J’essaye de ne pas bouger. Je sens le tuyau coulisser, le long de mon urètre, centimètre par centimètre… Une évacuation intime, déplaisante au possible… Un serpent qui rampe, qui glisse, lentement, jusqu’au bout du gland…

– Voilà, c’est fait… Vous voyez, c’est rien du tout, annonce Sylvie, satisfaite, en retirant l’alèse. Je vais vérifier les niveaux, mais tout a l’air normal.

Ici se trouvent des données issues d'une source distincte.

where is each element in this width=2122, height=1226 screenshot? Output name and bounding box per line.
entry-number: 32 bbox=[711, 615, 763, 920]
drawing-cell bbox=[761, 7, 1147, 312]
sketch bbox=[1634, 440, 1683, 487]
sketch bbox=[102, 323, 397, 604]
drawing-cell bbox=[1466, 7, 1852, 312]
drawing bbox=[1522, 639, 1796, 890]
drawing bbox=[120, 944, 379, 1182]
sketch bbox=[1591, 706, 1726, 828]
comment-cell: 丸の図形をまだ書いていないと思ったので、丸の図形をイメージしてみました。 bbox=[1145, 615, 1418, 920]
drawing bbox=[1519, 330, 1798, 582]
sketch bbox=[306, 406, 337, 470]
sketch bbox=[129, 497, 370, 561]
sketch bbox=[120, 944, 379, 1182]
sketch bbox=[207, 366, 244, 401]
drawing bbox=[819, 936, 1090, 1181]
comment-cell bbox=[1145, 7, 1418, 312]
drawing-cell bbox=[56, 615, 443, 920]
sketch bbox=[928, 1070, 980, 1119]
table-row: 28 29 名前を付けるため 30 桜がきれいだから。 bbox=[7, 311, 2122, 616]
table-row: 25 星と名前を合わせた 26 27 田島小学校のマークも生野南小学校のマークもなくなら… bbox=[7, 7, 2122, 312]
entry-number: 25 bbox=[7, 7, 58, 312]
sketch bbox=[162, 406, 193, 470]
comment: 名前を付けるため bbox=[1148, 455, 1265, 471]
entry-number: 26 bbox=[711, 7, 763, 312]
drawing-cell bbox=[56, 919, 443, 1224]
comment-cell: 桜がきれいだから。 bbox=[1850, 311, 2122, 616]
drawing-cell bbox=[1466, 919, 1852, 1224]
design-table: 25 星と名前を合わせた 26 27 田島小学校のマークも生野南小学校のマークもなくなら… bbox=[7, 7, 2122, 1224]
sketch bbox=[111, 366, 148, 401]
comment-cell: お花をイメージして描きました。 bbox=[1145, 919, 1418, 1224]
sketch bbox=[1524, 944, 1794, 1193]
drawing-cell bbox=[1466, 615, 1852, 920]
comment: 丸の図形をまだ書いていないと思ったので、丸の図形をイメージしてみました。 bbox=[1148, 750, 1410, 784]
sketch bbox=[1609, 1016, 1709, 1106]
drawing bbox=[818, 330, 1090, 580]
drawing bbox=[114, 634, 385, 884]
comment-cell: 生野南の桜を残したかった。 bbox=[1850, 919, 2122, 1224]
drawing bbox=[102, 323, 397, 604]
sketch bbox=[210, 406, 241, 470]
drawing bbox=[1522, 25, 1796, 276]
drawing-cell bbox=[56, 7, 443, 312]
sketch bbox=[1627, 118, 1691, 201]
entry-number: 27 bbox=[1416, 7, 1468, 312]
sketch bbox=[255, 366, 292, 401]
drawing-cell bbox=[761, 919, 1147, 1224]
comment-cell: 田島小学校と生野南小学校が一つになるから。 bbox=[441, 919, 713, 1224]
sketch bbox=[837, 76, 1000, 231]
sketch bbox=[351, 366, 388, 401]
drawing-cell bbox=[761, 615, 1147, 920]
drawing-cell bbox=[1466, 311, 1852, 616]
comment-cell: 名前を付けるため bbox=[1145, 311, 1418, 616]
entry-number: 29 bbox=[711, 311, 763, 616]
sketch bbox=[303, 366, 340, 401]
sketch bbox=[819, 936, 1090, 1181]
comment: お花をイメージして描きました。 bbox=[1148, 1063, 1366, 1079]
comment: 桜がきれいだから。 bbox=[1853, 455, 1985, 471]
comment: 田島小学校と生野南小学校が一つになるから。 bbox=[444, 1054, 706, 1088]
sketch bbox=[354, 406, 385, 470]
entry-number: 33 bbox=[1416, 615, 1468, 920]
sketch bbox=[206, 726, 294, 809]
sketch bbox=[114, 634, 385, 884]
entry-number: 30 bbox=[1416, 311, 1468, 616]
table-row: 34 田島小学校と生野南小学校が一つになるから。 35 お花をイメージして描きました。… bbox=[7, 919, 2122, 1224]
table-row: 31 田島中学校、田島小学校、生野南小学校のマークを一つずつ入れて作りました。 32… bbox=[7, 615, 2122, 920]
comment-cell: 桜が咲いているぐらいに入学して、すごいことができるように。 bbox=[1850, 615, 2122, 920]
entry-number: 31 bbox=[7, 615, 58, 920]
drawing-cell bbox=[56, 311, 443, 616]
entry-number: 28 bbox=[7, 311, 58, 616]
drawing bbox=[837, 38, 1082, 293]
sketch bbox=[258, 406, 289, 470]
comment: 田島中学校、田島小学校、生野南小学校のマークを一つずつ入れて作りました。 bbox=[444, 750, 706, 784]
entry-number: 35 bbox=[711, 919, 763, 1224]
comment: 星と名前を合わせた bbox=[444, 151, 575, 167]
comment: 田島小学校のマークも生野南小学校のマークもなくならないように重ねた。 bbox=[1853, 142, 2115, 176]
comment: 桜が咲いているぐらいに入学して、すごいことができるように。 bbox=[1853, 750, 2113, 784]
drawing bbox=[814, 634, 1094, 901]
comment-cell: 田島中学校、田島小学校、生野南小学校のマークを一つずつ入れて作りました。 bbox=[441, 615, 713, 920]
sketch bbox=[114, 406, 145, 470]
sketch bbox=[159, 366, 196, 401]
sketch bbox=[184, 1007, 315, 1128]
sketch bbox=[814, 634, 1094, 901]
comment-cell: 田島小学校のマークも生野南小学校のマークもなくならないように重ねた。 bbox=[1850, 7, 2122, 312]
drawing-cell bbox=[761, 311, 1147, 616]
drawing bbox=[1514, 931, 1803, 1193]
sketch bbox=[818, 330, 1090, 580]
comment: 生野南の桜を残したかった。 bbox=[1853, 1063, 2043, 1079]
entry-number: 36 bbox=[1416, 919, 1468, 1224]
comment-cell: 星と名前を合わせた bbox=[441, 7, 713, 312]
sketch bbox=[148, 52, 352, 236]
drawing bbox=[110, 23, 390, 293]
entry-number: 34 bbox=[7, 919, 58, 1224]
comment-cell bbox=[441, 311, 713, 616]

Chouette… Il ne manquerait plus qu’une complication de plus… Au moins je suis capable de pisser tout seul à présent. T’entends ça, Rémi ? Je vais pouvoir « marquer mon territoire », comme tu dirais. Ou peut-être le tien, finalement…

– Tout va bien ?

Tout va bien ? Non, Sylvie, tout ne va pas vraiment bien… Et je ne sais même pas comment je pourrais t’expliquer ça pour que tu me croies, sans me sentir ridicule ou pitoyable. Je hoche la tête malgré tout.

– C’est parfait, monsieur Blanchard ! Pour le moment, tant que l’on ne vous a pas transféré dans votre chambre, il faudra vous servir de cet urinal et nous prévenir dès votre première miction. Vous devez aussi vous hydrater régulièrement. Je vous mets de l’eau juste à côté.

Je suis certain qu’il n’y a rien à redire à tout ce protocole, mais je me sens comme un gosse à qui on doit expliquer comment faire pipi… Et je n’ose même pas songer au reste.